The Ebola outbreak of the last few years was particularly tenacious and terrifying. Over 28,000 people were infected by the virus between 2013 and 2016, and over 11,300 died – greater numbers than all other Ebola outbreaks put together.
New research from the University of Nottingham and the University of Massachusetts has shown that the outbreak might have become so deadly because the virus managed to subtly adapt to become even better at infecting humans.
Two independent studies, both published on the same day in the journal Cell (here and here), have detailed that the Ebola virus developed a mutation that allowed it to enter human cells more easily.
“There was this belief that Ebola virus essentially never changes,” Dr Kristian Andersen, from The Scripps Research Institute in California and a co-senior author on one of the studies, said in a statement. “But this study tells us that a natural mutation in Ebola virus – which occurred during an outbreak – changed infectivity of human cells.”
The researchers studied around 2,000 Ebola genome sequences that had been isolated from victims of the epidemic. They discovered a mutation, known as GP-A82V, changed the glycoprotein that the Ebola virus uses to enter cells. It’s thought the mutation arose early during the outbreak.
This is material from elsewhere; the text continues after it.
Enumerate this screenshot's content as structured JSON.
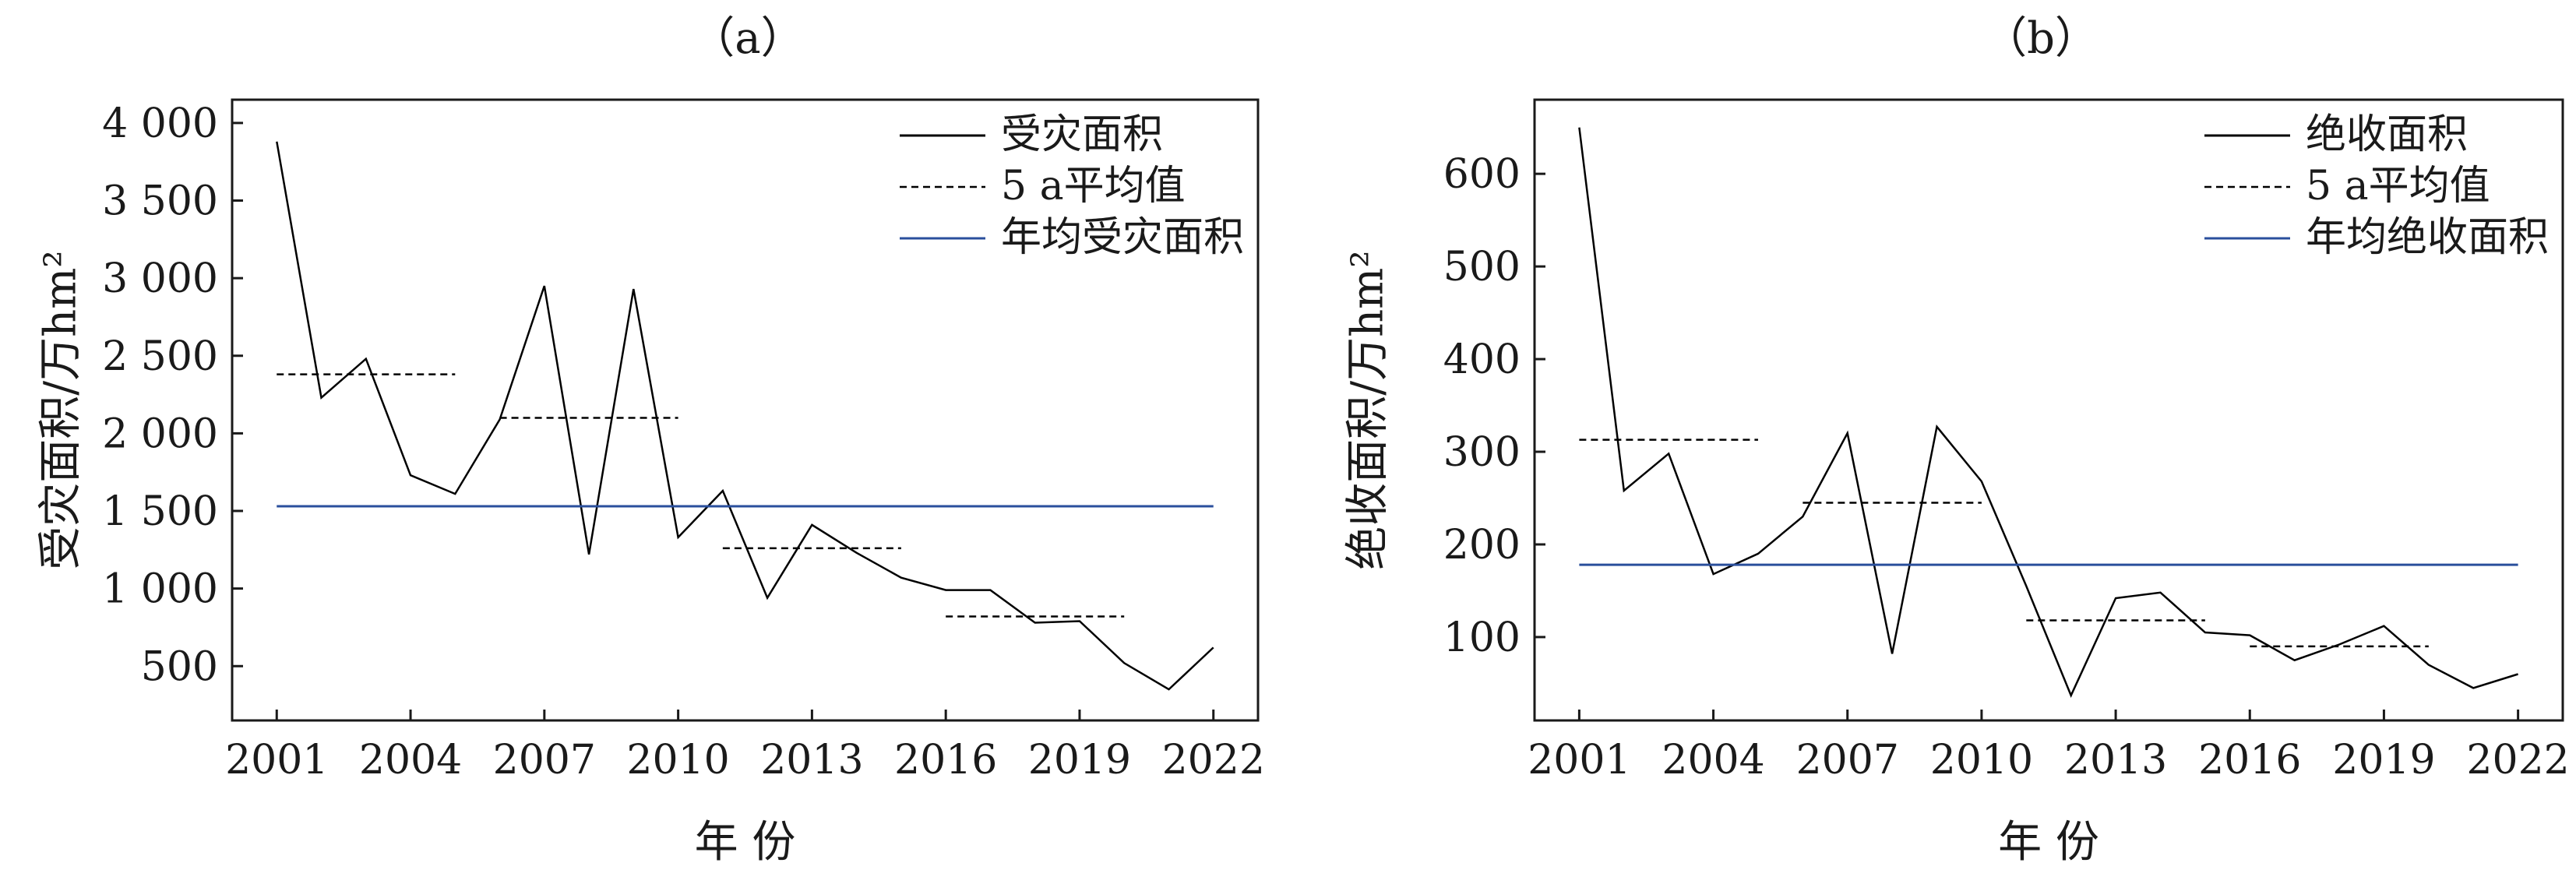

This mutation made it easier for the virus to enter primate cells, including human cells, but not the cells of other mammals.
“This mutation is not just located in some random location of the viral genome,” study author Jeremy Luban of the University of Massachusetts said in the statement. “Amazingly, it’s located precisely at the tip of the molecule that the Ebola virus uses as a key to unlock and gain entry to human cells.”
Many factors were behind the cut-throat severity of the recent outbreak that ripped through Guinea, Liberia, and Sierra Leone from late 2013 until 2016. The World Health Organization points towards weakened health infrastructure, mobile populations with little to no border control, and cultural beliefs that include West African burial practices. However, this new research suggests that the GP-A82V mutation could have also contributed to the scale of the outbreak.
“I think our study reminds us that if you take a virus and allow it to infect a new host for a considerable amount of time, eventually it may acquire a set of mutations that will benefit it, for example increasing its ability to spread or changing the disease that it causes,” study author Professor Jonathan Ball of the University of Nottingham said in another statement. “In order to be prepared we need to know whether similar things are occurring in other outbreaks such as the ongoing Zika and MERS-coronavirus epidemics.”